Though most people identify the image of the homemaker with the 1950s and '60s, Warren suggests that the idea originates in the 13th century with the Middle English word husewif. "Homemaker" comes into use in the second half of the 19th century—a term Warren prefers to "housewife" because, she says, it casts the labor of household duties in a creative light.
But there is a subtext of tarnish on the sleek, shiny silver of the Kay Fisker-designed pitcher (1927) and the silverplate salad servers by Richard Meier (1994) that suggests all is not as bright as it seems. Writes Warren, with a dash of irony: "These implements reflect ... literally the homemaker who uses them. She must take special care to maintain their untarnished appearance and ensure that they reveal no trace of the time or effort she invests in cooking and cleaning."
Likewise, Tupperware, Warren would argue, can be seen as a metaphor for being contained. The plastic bowls with their snap tops maintain order, keeping everything in the kitchen in its place—including the homemaker.
One of the pivotal objects for Warren—among objects like melamine stacking dinnerware (1964) and a Chemex glass coffeemaker (1941)—is Alessi's Anna G. corkscrew (1994), designed by Alessandro Mendini. "The Anna G. corkscrew is a tongue-in-cheek homage to a real woman," explains the text on the Alessi website. "Her smiling face has become something of a cult figure over the years, giving birth (so to speak) to a rich family of objects for the table and kitchen in a wide range of materials."
Tongue-in-cheek homage? Or is Anna G., as Warren suggests, a literal objectification of a woman? "She's got her smiling face. Always ready to open that bottle of wine for you." Whichever interpretation you buy, Warren hopes to provoke the viewer to think critically about the objects displayed.

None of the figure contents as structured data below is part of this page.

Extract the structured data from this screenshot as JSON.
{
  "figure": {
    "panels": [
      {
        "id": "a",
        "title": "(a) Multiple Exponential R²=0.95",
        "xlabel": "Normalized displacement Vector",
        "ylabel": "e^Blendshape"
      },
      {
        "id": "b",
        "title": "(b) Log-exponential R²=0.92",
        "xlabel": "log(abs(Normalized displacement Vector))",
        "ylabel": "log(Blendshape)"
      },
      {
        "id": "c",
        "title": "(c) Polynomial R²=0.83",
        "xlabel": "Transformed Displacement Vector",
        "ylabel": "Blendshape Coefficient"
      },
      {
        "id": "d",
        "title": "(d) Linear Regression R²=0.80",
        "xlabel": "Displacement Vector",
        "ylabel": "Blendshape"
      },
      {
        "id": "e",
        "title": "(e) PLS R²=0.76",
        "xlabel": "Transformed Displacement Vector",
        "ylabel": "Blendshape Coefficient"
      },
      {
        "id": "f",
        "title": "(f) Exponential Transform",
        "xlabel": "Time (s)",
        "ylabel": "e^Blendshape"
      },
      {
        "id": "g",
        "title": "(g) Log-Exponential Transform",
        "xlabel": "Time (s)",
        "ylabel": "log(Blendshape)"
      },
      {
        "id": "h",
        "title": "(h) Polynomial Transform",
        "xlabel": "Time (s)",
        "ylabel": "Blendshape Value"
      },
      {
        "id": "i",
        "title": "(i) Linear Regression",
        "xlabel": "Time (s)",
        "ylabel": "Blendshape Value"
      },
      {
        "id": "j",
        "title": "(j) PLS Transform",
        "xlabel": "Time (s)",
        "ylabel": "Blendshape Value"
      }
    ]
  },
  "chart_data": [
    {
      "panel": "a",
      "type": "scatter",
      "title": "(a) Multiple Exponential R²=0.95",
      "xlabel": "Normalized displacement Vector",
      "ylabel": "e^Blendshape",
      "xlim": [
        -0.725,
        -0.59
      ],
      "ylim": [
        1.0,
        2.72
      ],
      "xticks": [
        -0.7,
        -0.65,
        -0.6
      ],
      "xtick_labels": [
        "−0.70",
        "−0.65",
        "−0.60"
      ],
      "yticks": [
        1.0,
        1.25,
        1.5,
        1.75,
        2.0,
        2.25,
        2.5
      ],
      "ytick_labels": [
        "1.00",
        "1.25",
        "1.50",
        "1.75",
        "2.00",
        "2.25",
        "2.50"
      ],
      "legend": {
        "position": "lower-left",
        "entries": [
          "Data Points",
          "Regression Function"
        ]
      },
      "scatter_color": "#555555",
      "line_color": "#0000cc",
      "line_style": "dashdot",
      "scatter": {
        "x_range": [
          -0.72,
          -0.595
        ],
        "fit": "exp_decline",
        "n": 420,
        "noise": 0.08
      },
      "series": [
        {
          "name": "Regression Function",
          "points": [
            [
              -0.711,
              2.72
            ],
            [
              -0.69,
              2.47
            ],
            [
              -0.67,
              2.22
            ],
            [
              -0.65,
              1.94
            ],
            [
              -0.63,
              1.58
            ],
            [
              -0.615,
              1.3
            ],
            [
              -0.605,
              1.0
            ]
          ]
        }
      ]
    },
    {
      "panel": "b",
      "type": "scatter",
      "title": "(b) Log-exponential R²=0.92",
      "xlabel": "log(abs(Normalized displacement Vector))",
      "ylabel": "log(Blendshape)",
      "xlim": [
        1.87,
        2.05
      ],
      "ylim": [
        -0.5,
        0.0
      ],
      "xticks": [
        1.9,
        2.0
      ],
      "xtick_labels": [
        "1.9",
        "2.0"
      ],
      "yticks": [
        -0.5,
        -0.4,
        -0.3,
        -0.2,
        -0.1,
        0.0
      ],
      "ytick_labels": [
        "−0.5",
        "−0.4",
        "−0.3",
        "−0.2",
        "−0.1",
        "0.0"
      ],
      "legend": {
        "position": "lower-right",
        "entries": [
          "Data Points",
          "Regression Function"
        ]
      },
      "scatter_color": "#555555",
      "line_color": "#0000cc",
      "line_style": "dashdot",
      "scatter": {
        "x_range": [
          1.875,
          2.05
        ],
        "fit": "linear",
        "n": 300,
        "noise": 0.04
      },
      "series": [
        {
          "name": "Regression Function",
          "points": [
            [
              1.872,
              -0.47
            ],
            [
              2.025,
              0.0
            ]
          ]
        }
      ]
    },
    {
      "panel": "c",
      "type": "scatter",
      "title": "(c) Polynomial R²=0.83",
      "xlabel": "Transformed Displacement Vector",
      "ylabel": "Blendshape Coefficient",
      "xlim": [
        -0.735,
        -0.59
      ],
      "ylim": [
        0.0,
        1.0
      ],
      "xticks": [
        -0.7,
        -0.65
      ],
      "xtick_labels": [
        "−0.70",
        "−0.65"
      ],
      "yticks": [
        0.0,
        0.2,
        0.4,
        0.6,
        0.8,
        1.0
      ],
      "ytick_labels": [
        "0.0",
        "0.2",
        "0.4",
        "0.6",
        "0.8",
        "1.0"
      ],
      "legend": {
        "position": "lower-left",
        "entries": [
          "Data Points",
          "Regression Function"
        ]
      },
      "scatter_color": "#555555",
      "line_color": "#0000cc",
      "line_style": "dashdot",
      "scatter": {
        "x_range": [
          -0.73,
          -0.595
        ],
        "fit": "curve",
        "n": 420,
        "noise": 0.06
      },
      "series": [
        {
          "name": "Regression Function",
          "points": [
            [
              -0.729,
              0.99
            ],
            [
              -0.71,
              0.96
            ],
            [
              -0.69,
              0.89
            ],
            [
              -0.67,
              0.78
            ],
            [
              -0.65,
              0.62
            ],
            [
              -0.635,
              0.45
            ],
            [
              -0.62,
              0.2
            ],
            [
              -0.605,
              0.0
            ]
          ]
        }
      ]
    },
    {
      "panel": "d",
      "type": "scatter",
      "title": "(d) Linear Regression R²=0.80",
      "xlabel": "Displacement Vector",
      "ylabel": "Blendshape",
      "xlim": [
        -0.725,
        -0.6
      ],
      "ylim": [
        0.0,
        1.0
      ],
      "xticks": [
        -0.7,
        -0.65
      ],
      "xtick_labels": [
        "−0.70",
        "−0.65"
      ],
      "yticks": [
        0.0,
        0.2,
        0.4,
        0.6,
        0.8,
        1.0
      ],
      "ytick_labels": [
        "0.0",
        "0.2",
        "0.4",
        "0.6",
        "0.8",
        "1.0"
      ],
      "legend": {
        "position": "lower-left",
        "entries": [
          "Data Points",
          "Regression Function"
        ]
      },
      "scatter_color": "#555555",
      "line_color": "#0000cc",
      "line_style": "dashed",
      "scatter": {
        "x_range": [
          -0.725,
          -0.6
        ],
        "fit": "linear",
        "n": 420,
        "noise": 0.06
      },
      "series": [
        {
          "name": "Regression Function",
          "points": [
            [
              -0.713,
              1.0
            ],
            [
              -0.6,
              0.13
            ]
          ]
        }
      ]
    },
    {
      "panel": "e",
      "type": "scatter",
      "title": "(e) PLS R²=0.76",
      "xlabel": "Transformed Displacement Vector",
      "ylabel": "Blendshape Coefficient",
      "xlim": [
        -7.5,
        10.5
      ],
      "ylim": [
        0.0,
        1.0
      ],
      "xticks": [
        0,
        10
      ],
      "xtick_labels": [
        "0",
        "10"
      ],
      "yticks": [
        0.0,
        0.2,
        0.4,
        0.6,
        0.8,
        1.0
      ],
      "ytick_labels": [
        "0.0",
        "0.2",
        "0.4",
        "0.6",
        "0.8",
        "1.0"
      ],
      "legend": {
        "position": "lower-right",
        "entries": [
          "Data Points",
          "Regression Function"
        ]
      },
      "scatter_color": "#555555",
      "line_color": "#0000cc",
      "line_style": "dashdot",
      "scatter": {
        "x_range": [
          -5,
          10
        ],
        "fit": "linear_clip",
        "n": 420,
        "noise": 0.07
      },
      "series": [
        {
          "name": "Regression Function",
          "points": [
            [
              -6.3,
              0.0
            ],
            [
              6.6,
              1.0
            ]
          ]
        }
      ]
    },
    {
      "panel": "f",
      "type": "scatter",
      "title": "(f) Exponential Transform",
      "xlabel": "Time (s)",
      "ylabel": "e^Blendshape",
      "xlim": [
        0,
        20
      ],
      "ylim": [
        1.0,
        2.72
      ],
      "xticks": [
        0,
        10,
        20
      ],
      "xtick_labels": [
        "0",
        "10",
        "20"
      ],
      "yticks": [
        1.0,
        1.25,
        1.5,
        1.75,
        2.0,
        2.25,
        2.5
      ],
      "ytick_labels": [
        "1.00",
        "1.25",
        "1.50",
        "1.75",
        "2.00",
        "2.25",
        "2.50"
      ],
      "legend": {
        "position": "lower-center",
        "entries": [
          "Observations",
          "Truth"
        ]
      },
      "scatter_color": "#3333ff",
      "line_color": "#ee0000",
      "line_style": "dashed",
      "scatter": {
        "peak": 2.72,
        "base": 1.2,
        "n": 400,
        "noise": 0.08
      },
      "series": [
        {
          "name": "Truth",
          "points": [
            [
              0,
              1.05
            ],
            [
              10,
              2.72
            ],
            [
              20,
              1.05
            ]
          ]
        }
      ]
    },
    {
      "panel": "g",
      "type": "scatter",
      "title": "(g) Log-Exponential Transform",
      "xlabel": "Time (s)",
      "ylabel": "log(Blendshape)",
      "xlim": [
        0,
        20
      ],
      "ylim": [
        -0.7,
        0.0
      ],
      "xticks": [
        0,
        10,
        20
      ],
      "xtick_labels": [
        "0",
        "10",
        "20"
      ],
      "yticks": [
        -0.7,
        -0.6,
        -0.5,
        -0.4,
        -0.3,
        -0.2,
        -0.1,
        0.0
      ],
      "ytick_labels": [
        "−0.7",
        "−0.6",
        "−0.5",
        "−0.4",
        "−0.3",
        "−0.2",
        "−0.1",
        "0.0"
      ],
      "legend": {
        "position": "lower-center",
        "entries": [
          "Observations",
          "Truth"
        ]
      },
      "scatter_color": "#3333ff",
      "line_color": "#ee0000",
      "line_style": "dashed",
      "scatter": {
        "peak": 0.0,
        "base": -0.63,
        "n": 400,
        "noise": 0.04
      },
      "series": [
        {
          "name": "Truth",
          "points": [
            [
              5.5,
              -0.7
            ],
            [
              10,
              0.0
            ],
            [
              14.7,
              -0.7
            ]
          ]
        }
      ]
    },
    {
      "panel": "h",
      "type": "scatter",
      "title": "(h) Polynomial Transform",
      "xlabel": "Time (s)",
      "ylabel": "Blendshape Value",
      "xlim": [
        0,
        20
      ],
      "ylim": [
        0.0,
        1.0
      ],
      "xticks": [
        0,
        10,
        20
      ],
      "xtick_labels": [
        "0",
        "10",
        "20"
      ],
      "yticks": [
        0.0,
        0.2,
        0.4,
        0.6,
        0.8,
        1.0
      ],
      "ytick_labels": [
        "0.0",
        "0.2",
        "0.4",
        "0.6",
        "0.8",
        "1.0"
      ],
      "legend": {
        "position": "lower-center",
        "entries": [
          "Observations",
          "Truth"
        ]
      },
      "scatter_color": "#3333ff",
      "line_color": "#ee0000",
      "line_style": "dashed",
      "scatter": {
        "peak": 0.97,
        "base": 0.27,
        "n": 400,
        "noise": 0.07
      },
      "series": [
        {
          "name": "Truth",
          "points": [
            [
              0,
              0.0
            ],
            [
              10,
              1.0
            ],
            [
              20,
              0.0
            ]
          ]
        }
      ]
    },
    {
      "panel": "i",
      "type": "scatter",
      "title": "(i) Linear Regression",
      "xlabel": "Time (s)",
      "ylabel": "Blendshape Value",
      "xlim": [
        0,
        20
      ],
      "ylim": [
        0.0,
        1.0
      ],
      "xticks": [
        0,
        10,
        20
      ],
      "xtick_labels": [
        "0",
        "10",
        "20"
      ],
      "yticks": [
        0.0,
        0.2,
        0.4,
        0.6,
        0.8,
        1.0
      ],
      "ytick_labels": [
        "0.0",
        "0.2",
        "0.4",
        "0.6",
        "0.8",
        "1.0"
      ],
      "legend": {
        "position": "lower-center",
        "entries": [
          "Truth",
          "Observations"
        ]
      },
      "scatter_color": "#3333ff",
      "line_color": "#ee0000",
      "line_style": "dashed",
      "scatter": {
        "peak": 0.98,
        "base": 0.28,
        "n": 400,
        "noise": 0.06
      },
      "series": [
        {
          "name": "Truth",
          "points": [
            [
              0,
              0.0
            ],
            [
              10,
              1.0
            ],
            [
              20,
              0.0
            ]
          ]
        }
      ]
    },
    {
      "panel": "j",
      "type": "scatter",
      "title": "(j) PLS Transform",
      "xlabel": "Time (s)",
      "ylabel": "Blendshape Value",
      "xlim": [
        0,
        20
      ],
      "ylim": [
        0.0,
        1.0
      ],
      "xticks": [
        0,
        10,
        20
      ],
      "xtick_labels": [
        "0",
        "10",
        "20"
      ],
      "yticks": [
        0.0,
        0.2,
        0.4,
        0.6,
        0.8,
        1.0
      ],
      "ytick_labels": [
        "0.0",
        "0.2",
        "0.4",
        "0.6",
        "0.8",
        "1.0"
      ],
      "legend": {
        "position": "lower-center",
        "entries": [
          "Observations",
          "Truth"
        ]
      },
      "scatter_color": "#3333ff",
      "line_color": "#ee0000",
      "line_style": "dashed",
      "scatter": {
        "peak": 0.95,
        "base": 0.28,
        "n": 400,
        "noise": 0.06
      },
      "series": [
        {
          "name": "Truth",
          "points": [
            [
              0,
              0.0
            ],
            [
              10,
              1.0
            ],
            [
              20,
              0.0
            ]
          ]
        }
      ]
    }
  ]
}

The idea of an ideal homemaker hasn't disappeared. Warren believes nostalgia has created an updated, refurbished version of the homemaker as evinced by cooking blogs and home and design magazines. Consider, also, two of the "domestic goddesses" of our time, Martha Stewart and Nigella Lawson. (Stewart, of course, lost some of her gloss when she was sentenced to jail for insider trading in 2004. And Lawson's marriage turned out not to be so perfect; it ended in 2013, shortly after her husband, Charles Saatchi, was photographed outside a London restaurant with his hands around her throat.)
The coda is provided by Martha Rosler's 1975 feminist performance video Semiotics of the Kitchen. Rosler speaks directly into the camera and performs a "kitchen alphabet," her face utterly devoid of affect. "B is for bowl," she says, slamming one on the table. "C is for chopper" (more aggression), and the ender—Z—is portrayed by Rosler slashing the letter Z with a huge carving knife in the air above her kitchen workspace.
"Rosler's performance," Warren writes, "provokes us to consider the potentially frustrating, confined nature of kitchen labor that beautifully designed objects cannot necessarily ameliorate."
"I have my grandmother's forget-me-not Franciscan china," she says, "and a set of mixed Oneida tableware I bought from a guy in Brooklyn for five dollars."